Der Staubsaugereffekt des grellfarbenen Zugteils (Allgemeines Forum)

GUM, Mittwoch, 25.06.2014, 12:00 (vor 4299 Tagen) @ agw
bearbeitet von GUM, Mittwoch, 25.06.2014, 12:01

Der Cpmz-Teil besteht dann aus einem Steuerwagen und zwei Mittelwägen, die auf die andere Seite der Lok gehängt werden. Und dann in Stuttgart oder München einfach stehenbleiben oder abgehängt werden.

Wenn München der Endpunkt einer IC-Linie München-Frankfzrt wäre, dann würden die Wagen hier in Südrichtung stehen und könnten dann in Stuttgart einfach auf die Rückleistung verschoben werden.

Kostet nur eine Rangierlok-Transaktion pro Fahrt. Vielleicht kann man durch eine coole, spacige Inneneinrichtung auch junge Kunden gewinnen?


Ich glaube gerade sowas wie Kurs-Wagen sind total utopisch. Die werden eher abgeschafft, da man überhaupt kein Rangieren während der Reise mehr will. Das kostet viel zu viel, vor allem, wenn man es nur ein paar mal am Tag machen muss.
In Stuttgart wird ja auch gar kein Platz mehr sein, irgendwie was schnell zu verschieben oder abzuhängen. Da wird kurz gehalten und dann weiter.
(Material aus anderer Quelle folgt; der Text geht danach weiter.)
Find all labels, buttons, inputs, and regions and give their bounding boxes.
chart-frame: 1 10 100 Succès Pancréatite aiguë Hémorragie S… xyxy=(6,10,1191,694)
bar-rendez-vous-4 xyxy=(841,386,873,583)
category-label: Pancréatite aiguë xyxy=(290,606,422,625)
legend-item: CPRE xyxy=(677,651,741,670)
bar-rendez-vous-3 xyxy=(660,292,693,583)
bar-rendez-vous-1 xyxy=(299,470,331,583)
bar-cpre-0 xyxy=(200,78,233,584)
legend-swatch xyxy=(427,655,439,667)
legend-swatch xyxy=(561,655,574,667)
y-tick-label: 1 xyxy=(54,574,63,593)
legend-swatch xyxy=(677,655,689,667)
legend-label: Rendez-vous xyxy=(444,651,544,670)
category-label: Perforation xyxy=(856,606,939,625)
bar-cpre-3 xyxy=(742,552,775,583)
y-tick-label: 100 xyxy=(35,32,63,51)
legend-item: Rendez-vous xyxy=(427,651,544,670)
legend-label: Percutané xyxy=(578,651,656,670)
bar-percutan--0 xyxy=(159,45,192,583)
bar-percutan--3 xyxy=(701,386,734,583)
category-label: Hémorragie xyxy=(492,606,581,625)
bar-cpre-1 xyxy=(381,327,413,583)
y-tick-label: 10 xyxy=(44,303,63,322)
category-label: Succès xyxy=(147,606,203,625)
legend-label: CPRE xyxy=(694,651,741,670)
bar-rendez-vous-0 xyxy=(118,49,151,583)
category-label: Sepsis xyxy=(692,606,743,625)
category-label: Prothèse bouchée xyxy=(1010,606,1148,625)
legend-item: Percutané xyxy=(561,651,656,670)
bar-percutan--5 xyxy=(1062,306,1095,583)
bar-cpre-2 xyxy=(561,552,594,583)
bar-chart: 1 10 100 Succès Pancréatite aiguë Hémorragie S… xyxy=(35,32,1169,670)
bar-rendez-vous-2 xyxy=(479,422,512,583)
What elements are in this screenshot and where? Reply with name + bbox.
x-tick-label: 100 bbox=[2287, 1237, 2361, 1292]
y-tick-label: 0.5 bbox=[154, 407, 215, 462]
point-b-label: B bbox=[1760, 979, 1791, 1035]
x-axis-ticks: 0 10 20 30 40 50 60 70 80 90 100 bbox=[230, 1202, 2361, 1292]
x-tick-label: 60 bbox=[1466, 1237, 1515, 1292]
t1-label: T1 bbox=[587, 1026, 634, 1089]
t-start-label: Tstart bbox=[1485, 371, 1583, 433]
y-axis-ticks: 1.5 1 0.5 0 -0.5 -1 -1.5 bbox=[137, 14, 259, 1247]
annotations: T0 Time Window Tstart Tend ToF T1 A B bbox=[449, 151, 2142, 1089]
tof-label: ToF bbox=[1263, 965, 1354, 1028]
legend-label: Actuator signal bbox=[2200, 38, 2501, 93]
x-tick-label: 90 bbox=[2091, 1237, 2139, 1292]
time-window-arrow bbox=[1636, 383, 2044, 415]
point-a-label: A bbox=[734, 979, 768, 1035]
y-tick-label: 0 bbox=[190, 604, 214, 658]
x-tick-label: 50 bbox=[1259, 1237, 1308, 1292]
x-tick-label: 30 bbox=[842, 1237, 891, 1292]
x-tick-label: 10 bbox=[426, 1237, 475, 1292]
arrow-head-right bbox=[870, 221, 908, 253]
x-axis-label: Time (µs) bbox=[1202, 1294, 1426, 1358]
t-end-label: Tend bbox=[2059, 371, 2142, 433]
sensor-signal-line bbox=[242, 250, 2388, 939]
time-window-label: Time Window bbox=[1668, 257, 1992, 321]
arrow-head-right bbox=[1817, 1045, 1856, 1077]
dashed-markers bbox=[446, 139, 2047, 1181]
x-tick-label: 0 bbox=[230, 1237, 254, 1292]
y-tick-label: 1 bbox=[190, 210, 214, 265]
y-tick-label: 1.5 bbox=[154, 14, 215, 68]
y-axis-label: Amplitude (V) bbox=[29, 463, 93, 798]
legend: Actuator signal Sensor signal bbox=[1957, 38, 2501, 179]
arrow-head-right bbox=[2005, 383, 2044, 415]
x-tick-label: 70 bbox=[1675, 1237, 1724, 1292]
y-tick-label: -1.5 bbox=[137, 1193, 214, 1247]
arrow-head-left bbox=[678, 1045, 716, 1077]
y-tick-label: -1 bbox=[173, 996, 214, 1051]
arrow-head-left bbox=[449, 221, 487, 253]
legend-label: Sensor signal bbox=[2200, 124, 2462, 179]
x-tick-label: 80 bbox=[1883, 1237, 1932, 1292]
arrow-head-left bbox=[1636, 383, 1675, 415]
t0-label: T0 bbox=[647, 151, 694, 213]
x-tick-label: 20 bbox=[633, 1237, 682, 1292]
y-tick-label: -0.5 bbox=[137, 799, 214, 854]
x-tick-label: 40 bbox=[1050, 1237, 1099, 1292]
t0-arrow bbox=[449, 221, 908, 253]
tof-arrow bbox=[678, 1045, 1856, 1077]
Stimmt! Deshalb müsste ein Projekt auch vor Fertigstellung von S21 gefahren werden :-)

Meine Idee stellt auch das gesamte Konzept fester, unveränderlicher Zugeinheiten in Frage. Warum soll es denn unbedingt genau so sein, dass die Bahn täglich mit einer festen 7er- oder 14er-Einheit fährt?

Könnte man nicht Donnerstag bis Sonntag preisorientierten Freizeitverkehr "abgreifen", in dem das Platzangebot des ICs um die etwa 280 Plätze der drei Waggons erhöht wird?

Gleichzeitig kann man ja die 29er/39er Sparpreis-Kategorie an diesen Tagen in diesem Zug sperren und verkauft die dann nicht mehr so überfüllte 2. Klasse für 49 Euro Mindestfahrpreis?

Und bei einer dritten Klasse hast du halt noch mehr interne Fragmentierung.
Diese Effekte stören doch schon die meisten bei der 1.Klasse. Irgendeine Klasse ist halt immer zu klein (und sorgt damit für teurere Fahrkarten) und eine andere ist zu groß, sorgt damit für die bekannten 21 Euro Sparpreise in der 1.Klasse.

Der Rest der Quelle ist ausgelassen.